L'eau douce et la mer...

Noyades et risques sanitaires

L’eau est un milieu dangereux pour l’homme qui y encourt le risque de noyade. Elle peut aussi s’avérer un redoutable vecteur de maladies. On était conscient déjà au Moyen Âge qu’une eau stagnante et souillée constituait un danger pour l’homme.

Le développement du paludisme a trouvé un terrain favorable lors des travaux de colmatage consécutifs à l’endiguement du Var.

L’assèchement des terres et la disparition des zones marécageuses ont été déterminants dans la régression rapide du paludisme. Au Moyen Âge, les villes concentrant hommes et animaux accumulaient déjections et détritus qui stagnaient dans les rues tandis que les activités artisanales telles que la tannerie polluaient l’eau.

Les édits et règlements communaux multipliaient en vain les interdits pour préserver la qualité des eaux et empêcher que les fontaines ne soient souillées par des usages partagés.
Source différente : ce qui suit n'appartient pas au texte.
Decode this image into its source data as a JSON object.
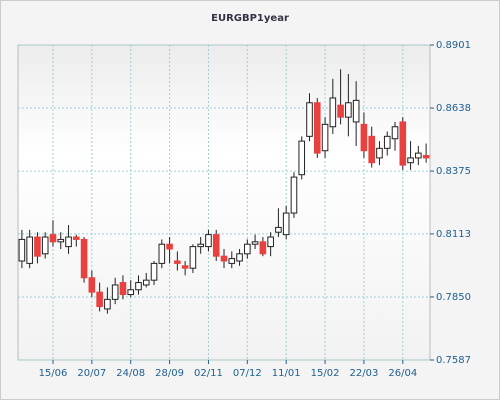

Aussi la population était lourdement touchée par la fièvre typhoïde et le choléra. Le rôle de l’eau, soupçonné à partir de 1823, n’a été mis en évidence qu’à la fin du siècle.

Dès lors, les pouvoirs publics ont agi pour imposer des mesures parfois impopulaires comme l’interdiction de l’usage des puits à Nice après l’épidémie de fièvre typhoïde de 1892 qui se solda par 153 décès concentrés dans la vieille ville.